AI can now analyze user-generated internet data to inform public health policy during epidemics
During the COVID-19 pandemic, many shared their health conditions and concerns on social media, and that represented an opportunity to be able to monitor population health at an unprecedented scale. Yet, it is extremely difficult to find meaningful information in this ocean of data.
The Social Dynamics group at Bell Labs Cambridge developed Med-DL, a novel AI Deep Learning algorithm that mines large-scale social media data to reliably extract medical symptoms and diseases. The algorithm is based on state-of-the-art Recurrent Neural Networks, and is able to discover health mentions from large-scale, noisy, and unstructured data. For example, it can discover mentions such as:
“Hi all, idk about everyone else but my sleep has been super disrupted during this whole quarantine thing. I've been finding it really difficult to fall asleep at night and I often wake up early morning from pretty vivid dreams. [...] I do have some anxiety, but I don't take medications for it because I want to find more natural ways to help it.”
“I am having such a hard time right now. I have had my anxiety under control for many years but this pandemic has really brought it to the surface again. Today has been the worst. I’m shaking right now.”

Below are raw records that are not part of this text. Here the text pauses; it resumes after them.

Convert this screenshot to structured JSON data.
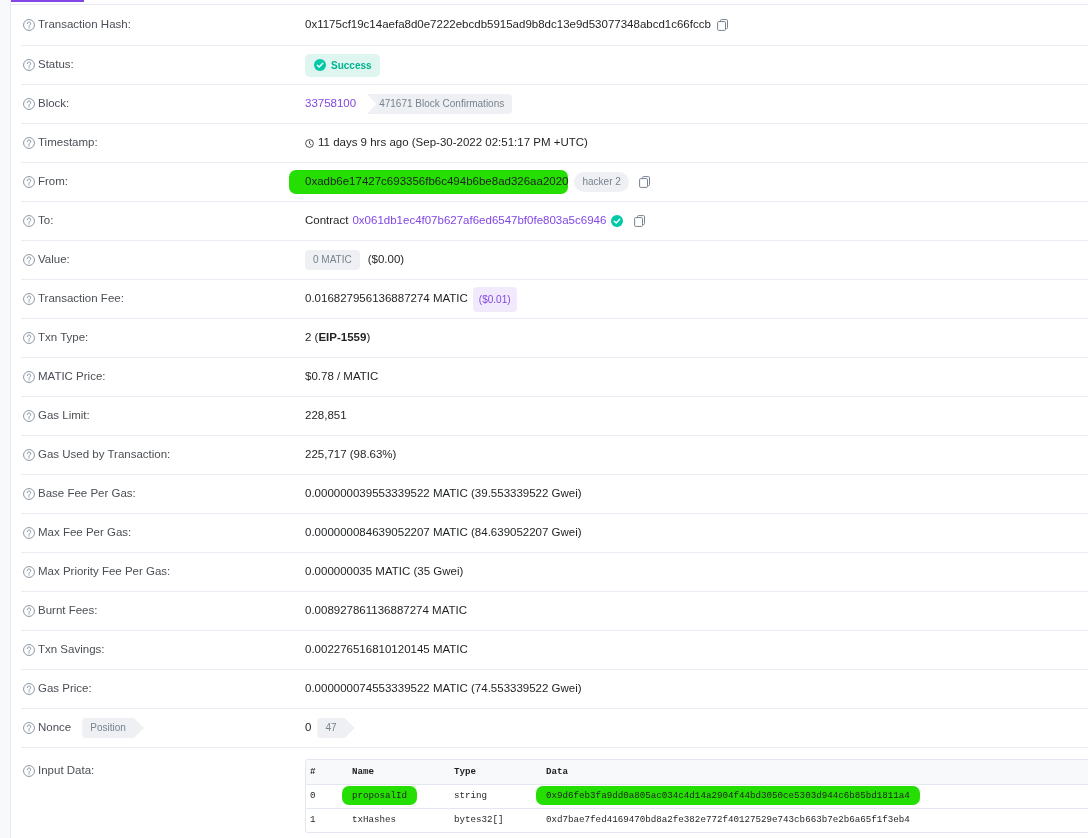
{
  "details": [
    {
      "kind": "copy",
      "label": "Transaction Hash:",
      "value": "0x1175cf19c14aefa8d0e7222ebcdb5915ad9b8dc13e9d53077348abcd1c66fccb"
    },
    {
      "kind": "status",
      "label": "Status:",
      "value": "Success"
    },
    {
      "kind": "block",
      "label": "Block:",
      "link": "33758100",
      "badge": "471671 Block Confirmations"
    },
    {
      "kind": "timestamp",
      "label": "Timestamp:",
      "value": "11 days 9 hrs ago (Sep-30-2022 02:51:17 PM +UTC)"
    },
    {
      "kind": "address",
      "label": "From:",
      "value": "0xadb6e17427c693356fb6c494b6be8ad326aa2020",
      "highlighted": true,
      "tag": "hacker 2"
    },
    {
      "kind": "contract",
      "label": "To:",
      "prefix": "Contract",
      "link": "0x061db1ec4f07b627af6ed6547bf0fe803a5c6946",
      "verified": true
    },
    {
      "kind": "amount",
      "label": "Value:",
      "badge": "0 MATIC",
      "value": "($0.00)"
    },
    {
      "kind": "fee",
      "label": "Transaction Fee:",
      "value": "0.016827956136887274 MATIC",
      "badge": "($0.01)"
    },
    {
      "kind": "text",
      "label": "Txn Type:",
      "value": "2 (**EIP-1559**)"
    },
    {
      "kind": "text",
      "label": "MATIC Price:",
      "value": "$0.78 / MATIC"
    },
    {
      "kind": "text",
      "label": "Gas Limit:",
      "value": "228,851"
    },
    {
      "kind": "text",
      "label": "Gas Used by Transaction:",
      "value": "225,717 (98.63%)"
    },
    {
      "kind": "text",
      "label": "Base Fee Per Gas:",
      "value": "0.000000039553339522 MATIC (39.553339522 Gwei)"
    },
    {
      "kind": "text",
      "label": "Max Fee Per Gas:",
      "value": "0.000000084639052207 MATIC (84.639052207 Gwei)"
    },
    {
      "kind": "text",
      "label": "Max Priority Fee Per Gas:",
      "value": "0.000000035 MATIC (35 Gwei)"
    },
    {
      "kind": "text",
      "label": "Burnt Fees:",
      "value": "0.008927861136887274 MATIC"
    },
    {
      "kind": "text",
      "label": "Txn Savings:",
      "value": "0.002276516810120145 MATIC"
    },
    {
      "kind": "text",
      "label": "Gas Price:",
      "value": "0.000000074553339522 MATIC (74.553339522 Gwei)"
    },
    {
      "kind": "nonce",
      "label": "Nonce",
      "label_badge": "Position",
      "value": "0",
      "badge": "47"
    },
    {
      "kind": "input",
      "label": "Input Data:",
      "table": {
        "columns": [
          "#",
          "Name",
          "Type",
          "Data"
        ],
        "rows": [
          {
            "cells": [
              {
                "text": "0",
                "highlighted": false
              },
              {
                "text": "proposalId",
                "highlighted": true
              },
              {
                "text": "string",
                "highlighted": false
              },
              {
                "text": "0x9d6feb3fa9dd0a805ac034c4d14a2904f44bd3050ce5303d944c6b85bd1811a4",
                "highlighted": true
              }
            ]
          },
          {
            "cells": [
              {
                "text": "1",
                "highlighted": false
              },
              {
                "text": "txHashes",
                "highlighted": false
              },
              {
                "text": "bytes32[]",
                "highlighted": false
              },
              {
                "text": "0xd7bae7fed4169470bd8a2fe382e772f40127529e743cb663b7e2b6a65f1f3eb4",
                "highlighted": false
              }
            ]
          }
        ]
      }
    }
  ]
}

With this tool at hand, the researchers analyzed geolocated tweets in the U.S. during the first three months of the pandemic, and were able to discover which medical conditions tended to be frequently mentioned (producing the health taxonomy below). Previous research into the psychological effects of quarantines found that symptoms of post-traumatic stress disorder (PTSD) tended to emerge. For the first time, the Bell Labs researchers were able to track post-traumatic-stress symptoms through time at the entire scale of the United States. They indeed found a spike in disturbed sleep, feelings of isolation, irritability, guilt, fight-or-flight response, disturbing thoughts, and mental distress.
Med-DL goes well beyond the current COVID-19 as it can detect virtually any medical symptom. It represents the first general-purpose tool that is able to analyze user-generated internet data to track the spread of diseases in advance of official statistics, and ultimately makes “infodemiology” (the use of user-generated data to inform public health policy) a reality.